我正在开发一个项目,需要我查看网页,但要进一步使用 HTML,我必须完整地查看它,而不是一堆与图片混合的线条。有没有办法使用 BeautifulSoup 来解析 CSS 和 HTML?
这是我的代码:
from bs4 import BeautifulSoup
def get_html(url, name):
r = requests.get(url)
r.encoding = 'utf8'
return r.text
link = 'https://www.labirint.ru/books/255282/'
with open('labirint.html', 'w', encoding='utf-8') as file:
file.write(get_html(link, '255282'))
警告:页面:https://www.labirint.ru/books/255282/已重定向至https://www.labirint.ru/books/733371/。
如果你的目标是真正解析CSS:
Beautiful soup 会拉动整个页面 - 它确实包括标题、样式、脚本、css 和 js 中的链接等。我之前已经使用过 pythonCodeArticle 中的方法,并针对您提供的链接重新测试了它。
import requests
from bs4 import BeautifulSoup as bs
from urllib.parse import urljoin
# URL of the web page you want to extract
url = "ENTER YOUR LINK HERE"
# initialize a session & set User-Agent as a regular browser
session = requests.Session()
session.headers["User-Agent"] = "Mozilla/5.0 (X11; Linux x86_64) AppleWebKit/537.36 (KHTML, like Gecko) Chrome/44.0.2403.157 Safari/537.36"
# get the HTML content
html = session.get(url).content
# parse HTML using beautiful soup
soup = bs(html, "html.parser")
print(soup)
通过查看汤输出(它很长,我不会在这里粘贴)..你可以看到它是一个完整的页面。 只需确保粘贴您的特定链接
现在如果您想解析结果以获取所有 css url...您可以添加以下内容:(我仍在使用上面描述得非常详细的 python 代码文章链接中的部分代码)
# get the CSS files
css_files = []
for css in soup.find_all("link"):
if css.attrs.get("href"):
# if the link tag has the 'href' attribute
css_url = urljoin(url, css.attrs.get("href"))
css_files.append(css_url)
print(css_files)
输出的 css_files 将是所有 css 文件的列表。 您现在可以分别访问这些并查看正在导入的样式。
注意:这个特定的网站混合了与 html 内联的样式(即,他们并不总是使用 css 来设置样式属性......有时样式位于 html 内容内。)
这应该可以帮助您开始。
这是我使用的 python 函数(从外部样式表、脚本标签和内联 CSS 中提取 CSS):
import urllib.parse
from typing import Optional
import requests
from bs4 import BeautifulSoup
def extract_css_from_webpage(
url: str, request_kwargs: Optional[dict] = None, verbose: bool = False
) -> tuple[list[str], list[str], list[dict]]:
"""Extracts CSS from webpage
Args:
url (str): Webpage URL
request_kwargs (dict): These arguments are passed to requests.get() (when
fetching webpage HTML and external stylesheets)
verbose (bool): Print diagnostic information
Returns:
tuple[ list[str], list[str], list[dict] ]: css_from_external_stylesheets, css_from_style_tags, inline_css
"""
if not request_kwargs:
request_kwargs = {
"timeout": 10,
"headers": {"User-Agent": "Definitely not an Automated Script"},
}
url_response = requests.get(url, **request_kwargs)
if url_response.status_code != 200:
raise requests.exceptions.HTTPError(
f"received response [{url_response.status_code}] from [{url}]"
)
soup = BeautifulSoup(url_response.content, "html.parser")
css_from_external_stylesheets: list[str] = []
for link in soup.find_all("link", rel="stylesheet"):
css_url = urllib.parse.urljoin(url, link["href"])
if verbose:
print(f"downloading external CSS stylesheet {css_url}")
css_content: str = requests.get(css_url, **request_kwargs).text
css_from_external_stylesheets.append(css_content)

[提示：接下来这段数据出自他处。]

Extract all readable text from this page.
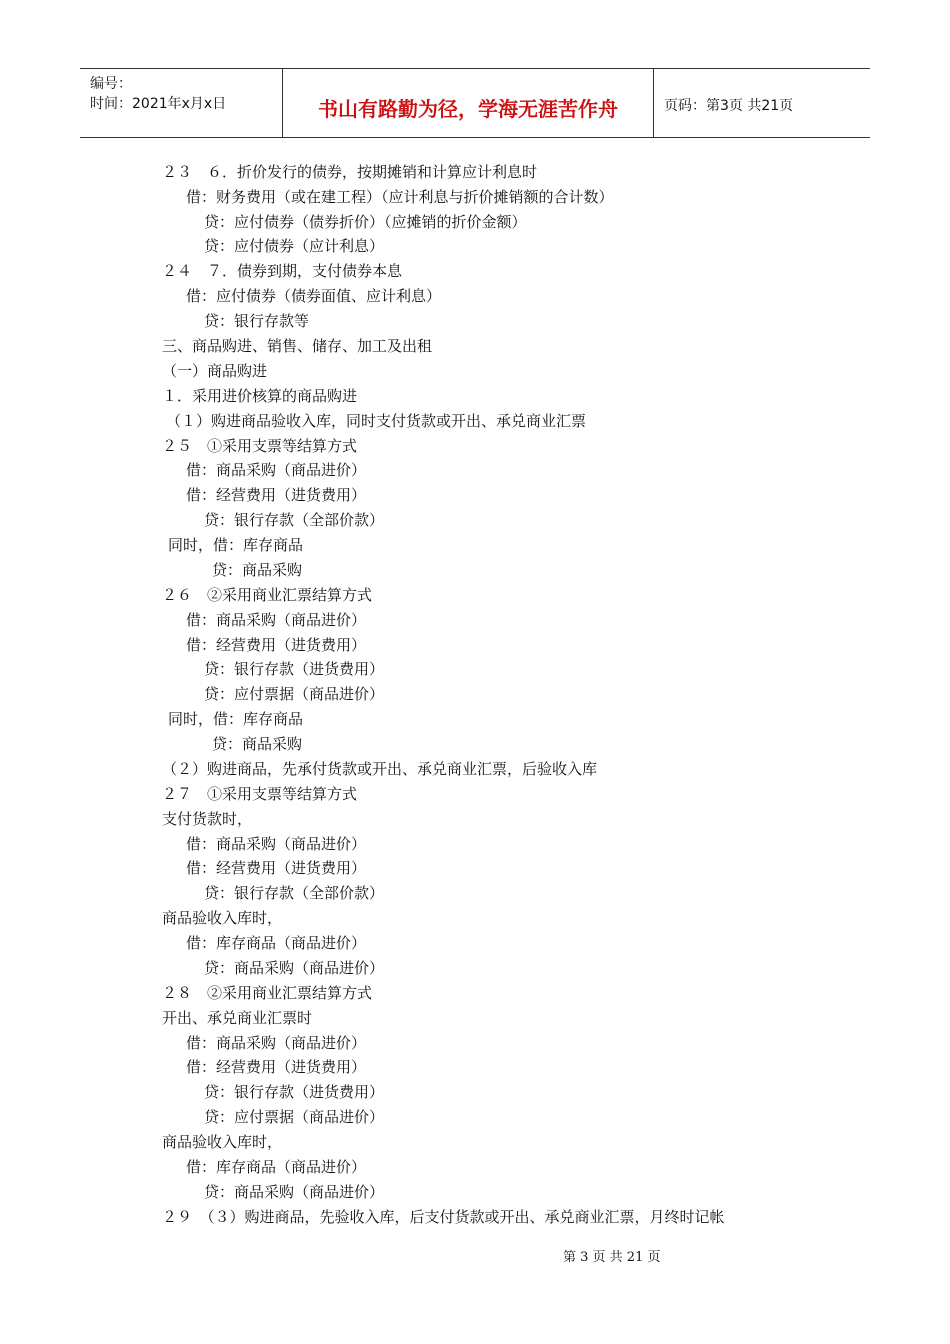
编号：
时间：2021年x月x日	书山有路勤为径，学海无涯苦作舟	页码：第3页 共21页
２３　６．折价发行的债券，按期摊销和计算应计利息时
借：财务费用（或在建工程）（应计利息与折价摊销额的合计数）
贷：应付债券（债券折价）（应摊销的折价金额）
贷：应付债券（应计利息）
２４　７．债券到期，支付债券本息
借：应付债券（债券面值、应计利息）
贷：银行存款等
三、商品购进、销售、储存、加工及出租
（一）商品购进
１．采用进价核算的商品购进
（１）购进商品验收入库，同时支付货款或开出、承兑商业汇票
２５　①采用支票等结算方式
借：商品采购（商品进价）
借：经营费用（进货费用）
贷：银行存款（全部价款）
同时，借：库存商品
贷：商品采购
２６　②采用商业汇票结算方式
借：商品采购（商品进价）
借：经营费用（进货费用）
贷：银行存款（进货费用）
贷：应付票据（商品进价）
同时，借：库存商品
贷：商品采购
（２）购进商品，先承付货款或开出、承兑商业汇票，后验收入库
２７　①采用支票等结算方式
支付货款时，
借：商品采购（商品进价）
借：经营费用（进货费用）
贷：银行存款（全部价款）
商品验收入库时，
借：库存商品（商品进价）
贷：商品采购（商品进价）
２８　②采用商业汇票结算方式
开出、承兑商业汇票时
借：商品采购（商品进价）
借：经营费用（进货费用）
贷：银行存款（进货费用）
贷：应付票据（商品进价）
商品验收入库时，
借：库存商品（商品进价）
贷：商品采购（商品进价）
２９　（３）购进商品，先验收入库，后支付货款或开出、承兑商业汇票，月终时记帐
第 3 页 共 21 页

css_from_style_tags: list[str] = []
for style_tag in soup.find_all("style"):
css_from_style_tags.append(style_tag.string)
inline_css: list[dict] = []
for tag in soup.find_all(style=True):
inline_css.append({"tag": str(tag), "css": tag["style"]})
if verbose:
print(
f"""Extracted the following CSS from [{url}]:
1. {len(css_from_external_stylesheets):,} external stylesheets (total {len("".join(css_from_external_stylesheets)):,} characters of text)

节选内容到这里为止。